En ce moment, c’est le seigle, en raison de la dimension terroir qu’il apporte. Il ajoute une touche bubble gum et poivre en même temps.

Bien sûr, il y a le houblon. Je trouve que c’est une plante magnifique. Je voulais être houblonnier plutôt que brasseur. Il y a tellement de variétés maintenant. En 2006, nous sommes allés faire un stage à Yakima et cela a changé notre mentalité sur les houblons. On a été davantage vers les variétés extrêmes, mais là je reviens vers les valeurs sûres et les variétés nobles.

Une brasserie québécoise que vous appréciez particulièrement ?

Le Trou du Diable pour la « minéralité » de ses bières. C’est la sécheresse et le côté houblonné qui donne envie d’en reboire une.

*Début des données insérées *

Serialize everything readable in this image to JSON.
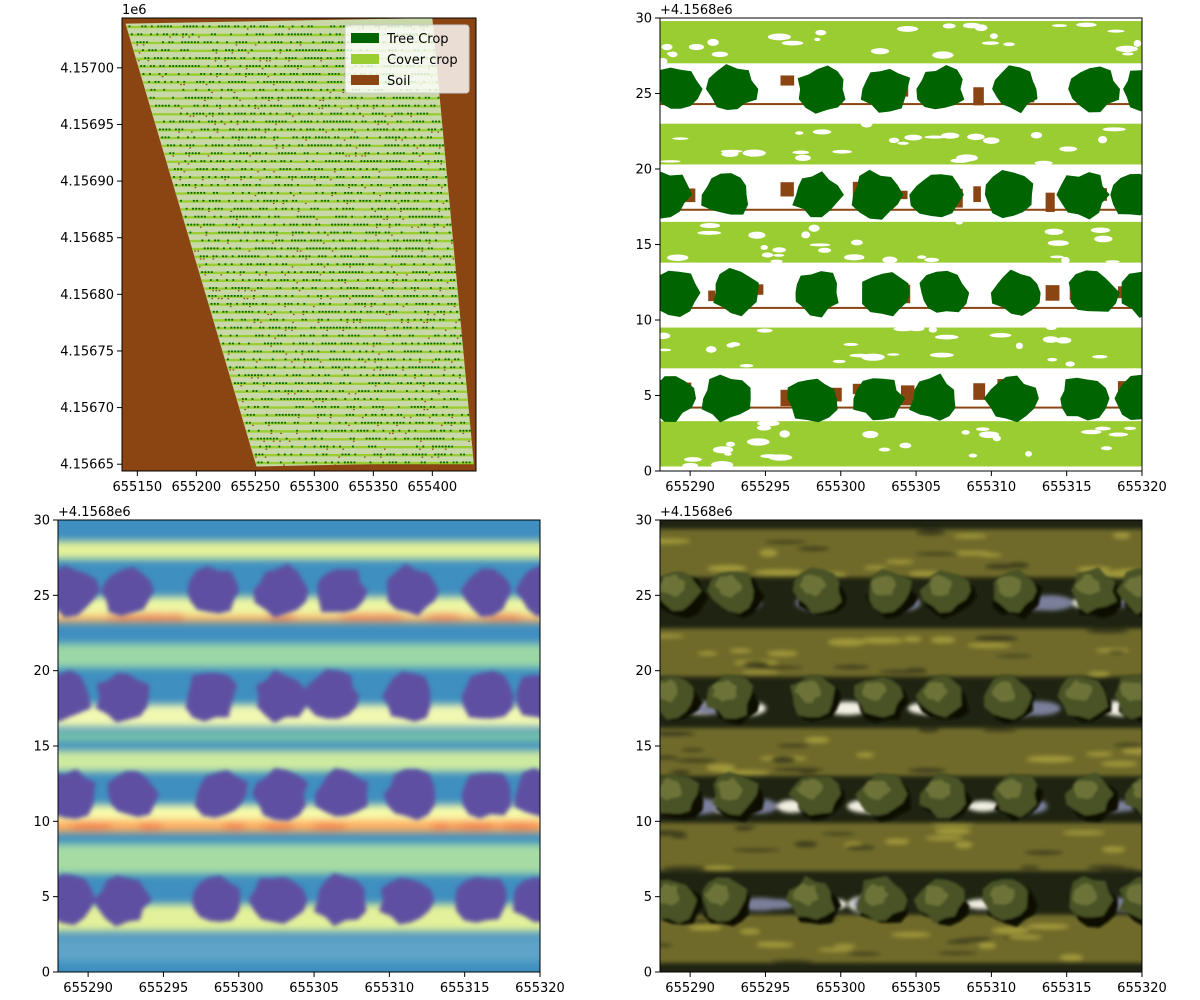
{
  "chart_data": [
    {
      "panel": "top-left",
      "type": "heatmap",
      "title": "",
      "xlabel": "",
      "ylabel": "",
      "xlim": [
        655137,
        655437
      ],
      "ylim": [
        4156644,
        4157044
      ],
      "x_ticks": [
        655150,
        655200,
        655250,
        655300,
        655350,
        655400
      ],
      "x_tick_labels": [
        "655150",
        "655200",
        "655250",
        "655300",
        "655350",
        "655400"
      ],
      "y_ticks": [
        4156650,
        4156700,
        4156750,
        4156800,
        4156850,
        4156900,
        4156950,
        4157000
      ],
      "y_tick_labels": [
        "4.15665",
        "4.15670",
        "4.15675",
        "4.15680",
        "4.15685",
        "4.15690",
        "4.15695",
        "4.15700"
      ],
      "y_offset_text": "1e6",
      "field_polygon_corners": [
        [
          655140,
          4157039
        ],
        [
          655400,
          4157044
        ],
        [
          655435,
          4156652
        ],
        [
          655251,
          4156648
        ]
      ],
      "row_spacing": 7,
      "legend": {
        "placement": "upper right",
        "entries": [
          {
            "label": "Tree Crop",
            "color": "#006400"
          },
          {
            "label": "Cover crop",
            "color": "#9acd32"
          },
          {
            "label": "Soil",
            "color": "#8b4513"
          }
        ]
      }
    },
    {
      "panel": "top-right",
      "type": "heatmap",
      "title": "",
      "classes": [
        {
          "label": "Tree Crop",
          "color": "#006400"
        },
        {
          "label": "Cover crop",
          "color": "#9acd32"
        },
        {
          "label": "Soil",
          "color": "#8b4513"
        }
      ],
      "xlim": [
        655288,
        655320
      ],
      "ylim": [
        0,
        30
      ],
      "x_ticks": [
        655290,
        655295,
        655300,
        655305,
        655310,
        655315,
        655320
      ],
      "x_tick_labels": [
        "655290",
        "655295",
        "655300",
        "655305",
        "655310",
        "655315",
        "655320"
      ],
      "y_ticks": [
        0,
        5,
        10,
        15,
        20,
        25,
        30
      ],
      "y_tick_labels": [
        "0",
        "5",
        "10",
        "15",
        "20",
        "25",
        "30"
      ],
      "y_offset_text": "+4.1568e6",
      "tree_rows_y": [
        4.8,
        11.8,
        18.3,
        25.3
      ],
      "soil_strip_y": [
        4.2,
        10.8,
        17.3,
        24.3
      ],
      "cover_bands": [
        [
          0.3,
          3.3
        ],
        [
          6.8,
          9.5
        ],
        [
          13.8,
          16.5
        ],
        [
          20.3,
          23.0
        ],
        [
          27.0,
          29.8
        ]
      ]
    },
    {
      "panel": "bottom-left",
      "type": "heatmap",
      "title": "",
      "colormap": "Spectral_r",
      "xlim": [
        655288,
        655320
      ],
      "ylim": [
        0,
        30
      ],
      "x_ticks": [
        655290,
        655295,
        655300,
        655305,
        655310,
        655315,
        655320
      ],
      "x_tick_labels": [
        "655290",
        "655295",
        "655300",
        "655305",
        "655310",
        "655315",
        "655320"
      ],
      "y_ticks": [
        0,
        5,
        10,
        15,
        20,
        25,
        30
      ],
      "y_tick_labels": [
        "0",
        "5",
        "10",
        "15",
        "20",
        "25",
        "30"
      ],
      "y_offset_text": "+4.1568e6",
      "tree_rows_y": [
        4.8,
        11.8,
        18.3,
        25.3
      ],
      "peak_bands_y": [
        9.7,
        23.6
      ]
    },
    {
      "panel": "bottom-right",
      "type": "heatmap",
      "title": "",
      "xlim": [
        655288,
        655320
      ],
      "ylim": [
        0,
        30
      ],
      "x_ticks": [
        655290,
        655295,
        655300,
        655305,
        655310,
        655315,
        655320
      ],
      "x_tick_labels": [
        "655290",
        "655295",
        "655300",
        "655305",
        "655310",
        "655315",
        "655320"
      ],
      "y_ticks": [
        0,
        5,
        10,
        15,
        20,
        25,
        30
      ],
      "y_tick_labels": [
        "0",
        "5",
        "10",
        "15",
        "20",
        "25",
        "30"
      ],
      "y_offset_text": "+4.1568e6",
      "tree_rows_y": [
        4.8,
        11.8,
        18.3,
        25.3
      ],
      "bright_soil_y": [
        4.5,
        11.0,
        17.5,
        24.5
      ]
    }
  ],
  "colors": {
    "tree": "#006400",
    "cover": "#9acd32",
    "soil": "#8b4513",
    "heat_low": "#5e4fa2",
    "heat_mid": "#a0d7a4",
    "heat_high": "#f46d43",
    "rgb_dark": "#1f2412",
    "rgb_canopy": "#4a5226",
    "rgb_grass": "#6f6a2c"
  }
}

André sait brasser des bières minérales, sèches et bien dosées en houblons. Aussi pour leur maitrise des levures sauvages.

Une bière québécoise que vous auriez aimé brasser ?

Un Stout en fût de La Barberie. Ce sont les rois du Stout en fût. Leurs Stouts ont tellement de profondeur de cendre et de chocolat. En bouteille, je dirais la Corne du Diable de Dieu du Ciel!. Quand elle est sortie, je cherchais à faire quelque chose du même genre et c’est eux qui ont réussi.

Vos impressions sur la bière au Québec…

L’avenir de la bière au Québec ne sera pas basé sur les recettes, mais sur les concepts. Depuis que je suis ici, j’ai vu plein de nouveaux styles, de chan­gements et d’essais; on fait trop n’importe quoi avec les mélanges de styles. C’est bien d’avoir plein de sortes de bières, mais on en fait trop maintenant. Aux États-Unis, on commence à voir des microbrasseries qui misent sur des concepts et qui se démarquent. Ici aussi; Tête d’allumette qui chauffe sur un feu de bois, Trou du Diable avec les fûts de chêne, etc. De notre côté, on n’a pas fait de fûts, on a choisi de miser sur la Brut.

Qu’est-ce que nous réserve votre brasserie ?

Plus de présence dans le fût, à plus d’endroits. Le retour de la Brut, on l’espère, mais on est pointilleux et on n’est pas satisfait pour l’instant, il faudra donc attendre un peu. Bientôt, on proposera une nouvelle DIPA avec un houblon exclusif au Québec et en Amérique du Nord.